Female circumcision is performed on infants that are a few days or months old. The reasons for the practice are many, including, but not limited to, psychosexual. Reducing or eliminating the sensitive tissue of the outer genitalia, particularly the clitoris, is widely believed to weaken the sexual desire in girls. Therefore, by lowering their sexual desire, the society felt it could increase the probability for girls to maintain their virginity, which is highly valued by the society, before marriage.
Eritrea has made great progress in ending harmful practices against women and girls. In an interview this week, head of the NUEW’s Socio-economic Department, Ms. Senait Mehari, said the women’s union has made strong efforts to eliminate harmful traditional practices. At independence 95% of Eritrean women underwent female circumcision. But the number went down drastically according to a study conducted in 2010. For girls aged 6-15 years, 33%, and for girls under 5 years, 12% underwent female circumcision. Although the result is encouraging a lot remains to be done to bring the number to zero.
Child marriage is another harmful traditional practice which deprives women of their right to health, education, and safety. It increases the risk of complications during pregnancy and childbirth due to the physical immaturity of the girls. Globally, many such young girls die during pregnancy and childbirth. To discourage the practice, child marriage has been criminalized in Eritrea and campaigns have been carried out.
A number of the international human rights instruments address child marriage and other harmful traditional practices. The ‘Convention on the Elimination of All Forms of Discrimination against Women’ states that “betrothal and the marriage of a child shall have no legal effect, and all necessary action, including legislation, shall be taken to specify a minimum age for marriage and to make the registration of marriages in an official registry compulsory.” The ‘Convention on the Right of the Child’ considers any marriage of a girl younger than 18 years old a child marriage. In the same vein, the Civil Code of Eritrea states that “a man and a woman who have not both attained the full age of eighteen years may not contract marriage.”
Globally, girls who are not enrolled at school are at high risk of being married early. If girls can stay in school and complete their education, they are less likely to marry at a young age. The expansion of education in Eritrea has definitely contributed towards reducing underage marriage of girls, and the social transformation in the country has helped women to raise their status. The Government is working to protect and promote human rights of women by fighting against FGM, child marriage and other harmful practices.

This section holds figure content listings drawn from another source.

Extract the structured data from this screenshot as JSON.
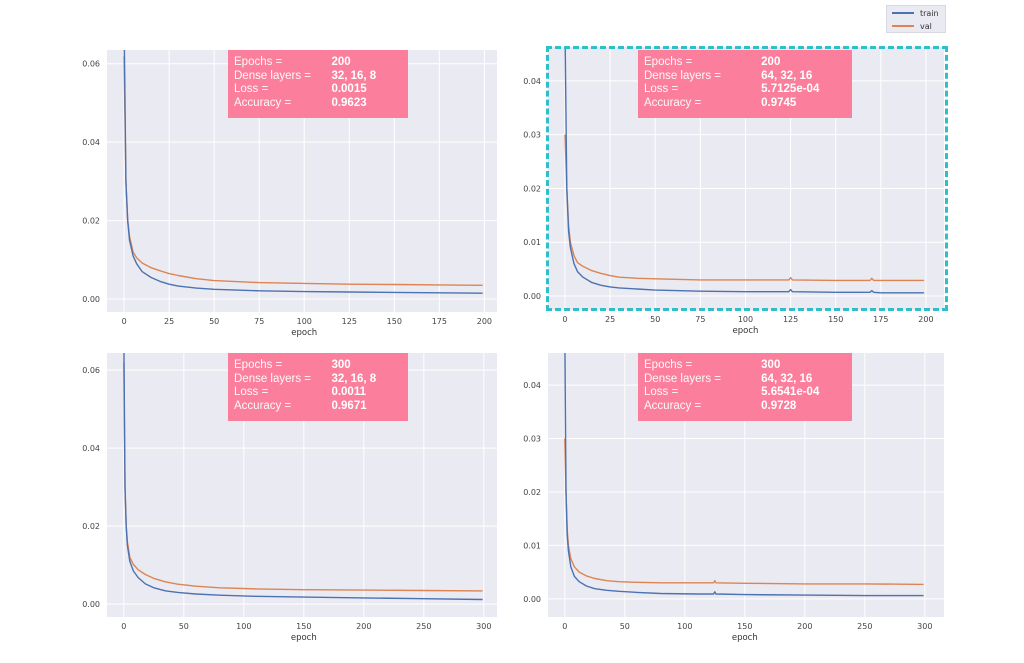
{
  "legend": {
    "train": "train",
    "val": "val"
  },
  "colors": {
    "train": "#4c72b0",
    "val": "#dd8452",
    "plot_bg": "#eaeaf2",
    "grid": "#ffffff",
    "info_bg": "#fb7f9c",
    "highlight": "#2fbfcb"
  },
  "chart_data": [
    {
      "type": "line",
      "title": "",
      "xlabel": "epoch",
      "ylabel": "",
      "xlim": [
        -9.5,
        207
      ],
      "ylim": [
        -0.0033,
        0.0635
      ],
      "xticks": [
        0,
        25,
        50,
        75,
        100,
        125,
        150,
        175,
        200
      ],
      "yticks": [
        0.0,
        0.02,
        0.04,
        0.06
      ],
      "ytick_labels": [
        "0.00",
        "0.02",
        "0.04",
        "0.06"
      ],
      "x": [
        0,
        1,
        2,
        3,
        5,
        7,
        10,
        15,
        20,
        25,
        30,
        40,
        50,
        75,
        100,
        125,
        150,
        175,
        199
      ],
      "series": [
        {
          "name": "train",
          "values": [
            0.07,
            0.03,
            0.02,
            0.015,
            0.011,
            0.009,
            0.007,
            0.0055,
            0.0045,
            0.0038,
            0.0033,
            0.0028,
            0.0025,
            0.0021,
            0.0019,
            0.0018,
            0.0017,
            0.0016,
            0.0015
          ]
        },
        {
          "name": "val",
          "values": [
            0.062,
            0.03,
            0.02,
            0.016,
            0.012,
            0.0105,
            0.0092,
            0.008,
            0.0072,
            0.0065,
            0.006,
            0.0052,
            0.0047,
            0.0042,
            0.004,
            0.0038,
            0.0037,
            0.0036,
            0.0035
          ]
        }
      ],
      "info": {
        "epochs_label": "Epochs =",
        "epochs": "200",
        "layers_label": "Dense layers =",
        "layers": "32, 16, 8",
        "loss_label": "Loss =",
        "loss": "0.0015",
        "acc_label": "Accuracy =",
        "acc": "0.9623"
      }
    },
    {
      "type": "line",
      "title": "",
      "xlabel": "epoch",
      "ylabel": "",
      "xlim": [
        -9.4,
        210
      ],
      "ylim": [
        -0.0026,
        0.0463
      ],
      "xticks": [
        0,
        25,
        50,
        75,
        100,
        125,
        150,
        175,
        200
      ],
      "yticks": [
        0.0,
        0.01,
        0.02,
        0.03,
        0.04
      ],
      "ytick_labels": [
        "0.00",
        "0.01",
        "0.02",
        "0.03",
        "0.04"
      ],
      "x": [
        0,
        1,
        2,
        3,
        5,
        7,
        10,
        15,
        20,
        25,
        30,
        40,
        50,
        75,
        100,
        124,
        125,
        126,
        150,
        169,
        170,
        171,
        175,
        199
      ],
      "series": [
        {
          "name": "train",
          "values": [
            0.05,
            0.02,
            0.012,
            0.009,
            0.006,
            0.0045,
            0.0035,
            0.0025,
            0.002,
            0.0017,
            0.0015,
            0.0013,
            0.0011,
            0.0009,
            0.0008,
            0.0008,
            0.0012,
            0.0008,
            0.0007,
            0.0007,
            0.001,
            0.0007,
            0.0006,
            0.0006
          ]
        },
        {
          "name": "val",
          "values": [
            0.03,
            0.02,
            0.013,
            0.01,
            0.0075,
            0.0062,
            0.0055,
            0.0047,
            0.0042,
            0.0038,
            0.0035,
            0.0033,
            0.0032,
            0.003,
            0.003,
            0.003,
            0.0034,
            0.003,
            0.0029,
            0.0029,
            0.0033,
            0.0029,
            0.0029,
            0.0029
          ]
        }
      ],
      "info": {
        "epochs_label": "Epochs =",
        "epochs": "200",
        "layers_label": "Dense layers =",
        "layers": "64, 32, 16",
        "loss_label": "Loss =",
        "loss": "5.7125e-04",
        "acc_label": "Accuracy =",
        "acc": "0.9745"
      }
    },
    {
      "type": "line",
      "title": "",
      "xlabel": "epoch",
      "ylabel": "",
      "xlim": [
        -14,
        311
      ],
      "ylim": [
        -0.0033,
        0.0644
      ],
      "xticks": [
        0,
        50,
        100,
        150,
        200,
        250,
        300
      ],
      "yticks": [
        0.0,
        0.02,
        0.04,
        0.06
      ],
      "ytick_labels": [
        "0.00",
        "0.02",
        "0.04",
        "0.06"
      ],
      "x": [
        0,
        1,
        2,
        3,
        5,
        8,
        12,
        18,
        25,
        35,
        45,
        60,
        80,
        110,
        150,
        200,
        250,
        299
      ],
      "series": [
        {
          "name": "train",
          "values": [
            0.07,
            0.03,
            0.02,
            0.015,
            0.011,
            0.0085,
            0.0068,
            0.0052,
            0.0042,
            0.0034,
            0.003,
            0.0026,
            0.0023,
            0.002,
            0.0018,
            0.0016,
            0.0014,
            0.0012
          ]
        },
        {
          "name": "val",
          "values": [
            0.062,
            0.03,
            0.02,
            0.016,
            0.012,
            0.0102,
            0.0088,
            0.0076,
            0.0066,
            0.0057,
            0.0051,
            0.0046,
            0.0042,
            0.0039,
            0.0037,
            0.0036,
            0.0035,
            0.0034
          ]
        }
      ],
      "info": {
        "epochs_label": "Epochs =",
        "epochs": "300",
        "layers_label": "Dense layers =",
        "layers": "32, 16, 8",
        "loss_label": "Loss =",
        "loss": "0.0011",
        "acc_label": "Accuracy =",
        "acc": "0.9671"
      }
    },
    {
      "type": "line",
      "title": "",
      "xlabel": "epoch",
      "ylabel": "",
      "xlim": [
        -14,
        316
      ],
      "ylim": [
        -0.0034,
        0.046
      ],
      "xticks": [
        0,
        50,
        100,
        150,
        200,
        250,
        300
      ],
      "yticks": [
        0.0,
        0.01,
        0.02,
        0.03,
        0.04
      ],
      "ytick_labels": [
        "0.00",
        "0.01",
        "0.02",
        "0.03",
        "0.04"
      ],
      "x": [
        0,
        1,
        2,
        3,
        5,
        8,
        12,
        18,
        25,
        35,
        45,
        60,
        80,
        110,
        124,
        125,
        126,
        150,
        200,
        250,
        299
      ],
      "series": [
        {
          "name": "train",
          "values": [
            0.05,
            0.02,
            0.012,
            0.009,
            0.006,
            0.0042,
            0.0032,
            0.0024,
            0.0019,
            0.0016,
            0.0014,
            0.0012,
            0.001,
            0.0009,
            0.0009,
            0.0013,
            0.0009,
            0.0008,
            0.0007,
            0.0006,
            0.0006
          ]
        },
        {
          "name": "val",
          "values": [
            0.03,
            0.02,
            0.013,
            0.01,
            0.0075,
            0.006,
            0.005,
            0.0043,
            0.0038,
            0.0034,
            0.0032,
            0.0031,
            0.003,
            0.003,
            0.003,
            0.0034,
            0.003,
            0.0029,
            0.0028,
            0.0028,
            0.0027
          ]
        }
      ],
      "info": {
        "epochs_label": "Epochs =",
        "epochs": "300",
        "layers_label": "Dense layers =",
        "layers": "64, 32, 16",
        "loss_label": "Loss =",
        "loss": "5.6541e-04",
        "acc_label": "Accuracy =",
        "acc": "0.9728"
      }
    }
  ]
}
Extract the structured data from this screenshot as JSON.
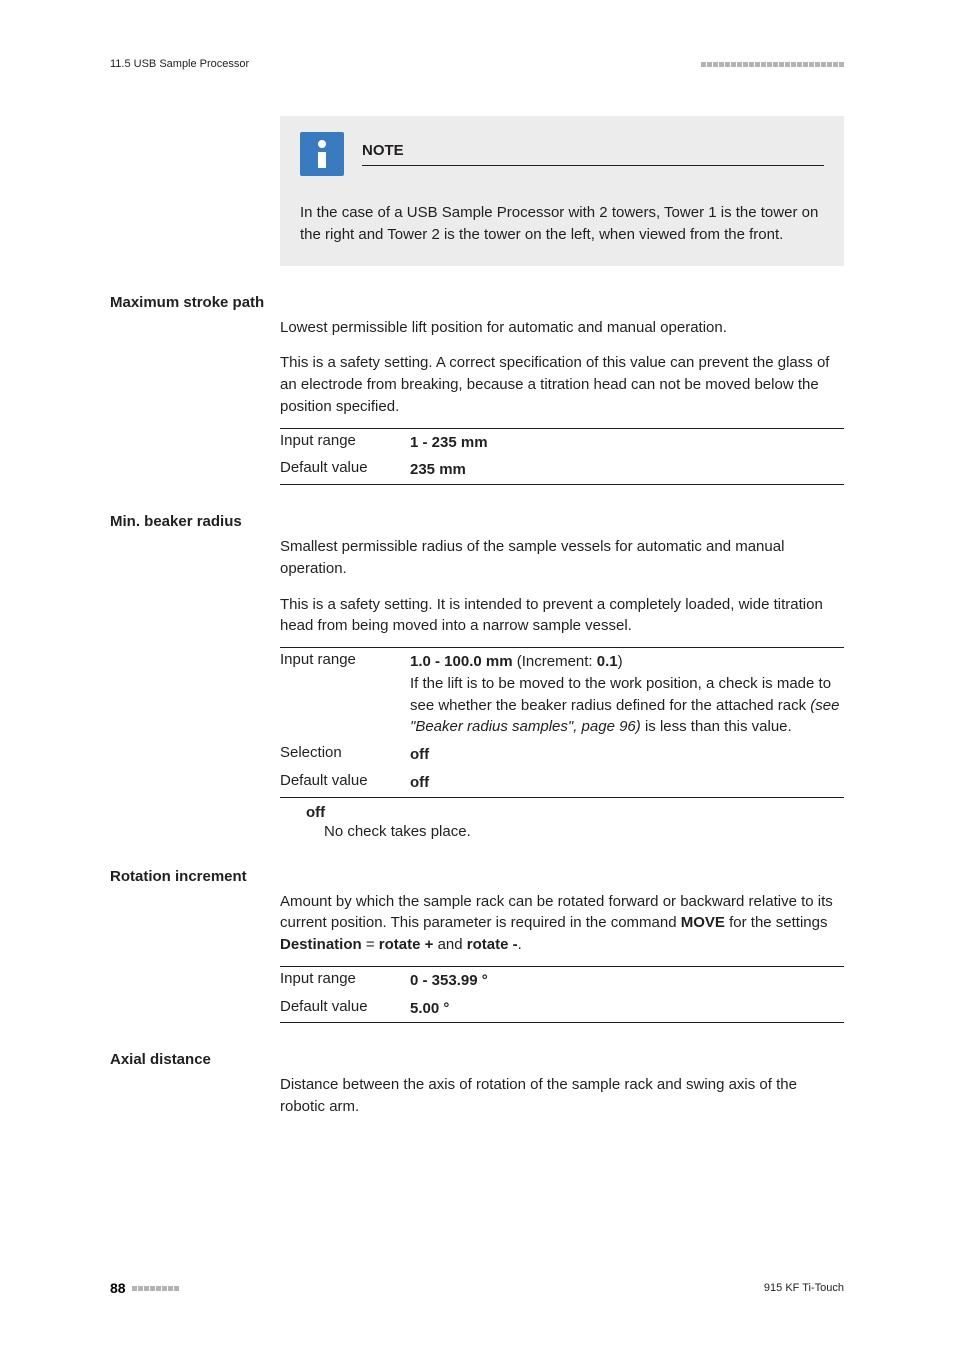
{
  "header": {
    "section": "11.5 USB Sample Processor"
  },
  "note": {
    "title": "NOTE",
    "body": "In the case of a USB Sample Processor with 2 towers, Tower 1 is the tower on the right and Tower 2 is the tower on the left, when viewed from the front."
  },
  "max_stroke": {
    "title": "Maximum stroke path",
    "p1": "Lowest permissible lift position for automatic and manual operation.",
    "p2": "This is a safety setting. A correct specification of this value can prevent the glass of an electrode from breaking, because a titration head can not be moved below the position specified.",
    "rows": {
      "r1_label": "Input range",
      "r1_value": "1 - 235 mm",
      "r2_label": "Default value",
      "r2_value": "235 mm"
    }
  },
  "min_beaker": {
    "title": "Min. beaker radius",
    "p1": "Smallest permissible radius of the sample vessels for automatic and manual operation.",
    "p2": "This is a safety setting. It is intended to prevent a completely loaded, wide titration head from being moved into a narrow sample vessel.",
    "rows": {
      "r1_label": "Input range",
      "r1_val_bold1": "1.0 - 100.0 mm",
      "r1_val_mid": " (Increment: ",
      "r1_val_bold2": "0.1",
      "r1_val_end": ")",
      "r1_line2a": "If the lift is to be moved to the work position, a check is made to see whether the beaker radius defined for the attached rack ",
      "r1_line2b": "(see \"Beaker radius samples\", page 96)",
      "r1_line2c": " is less than this value.",
      "r2_label": "Selection",
      "r2_value": "off",
      "r3_label": "Default value",
      "r3_value": "off"
    },
    "sub": {
      "label": "off",
      "desc": "No check takes place."
    }
  },
  "rotation": {
    "title": "Rotation increment",
    "p1a": "Amount by which the sample rack can be rotated forward or backward relative to its current position. This parameter is required in the command ",
    "p1_bold1": "MOVE",
    "p1b": " for the settings ",
    "p1_bold2": "Destination",
    "p1c": " = ",
    "p1_bold3": "rotate +",
    "p1d": " and ",
    "p1_bold4": "rotate -",
    "p1e": ".",
    "rows": {
      "r1_label": "Input range",
      "r1_value": "0 - 353.99 °",
      "r2_label": "Default value",
      "r2_value": "5.00 °"
    }
  },
  "axial": {
    "title": "Axial distance",
    "p1": "Distance between the axis of rotation of the sample rack and swing axis of the robotic arm."
  },
  "footer": {
    "page": "88",
    "product": "915 KF Ti-Touch"
  }
}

Harmful traditional practices have a high cost to national security and prosperity. Any physical and psychological damage done to girls creates additional burden to the national healthcare and social welfare services. It is true that the harmful traditional practices are deeply rooted in the culture of the society, but their elimination cannot be left to the whims of the society. Their elimination can only be guaranteed through a careful enforcement of a legislation and on-going awareness raising campaigns.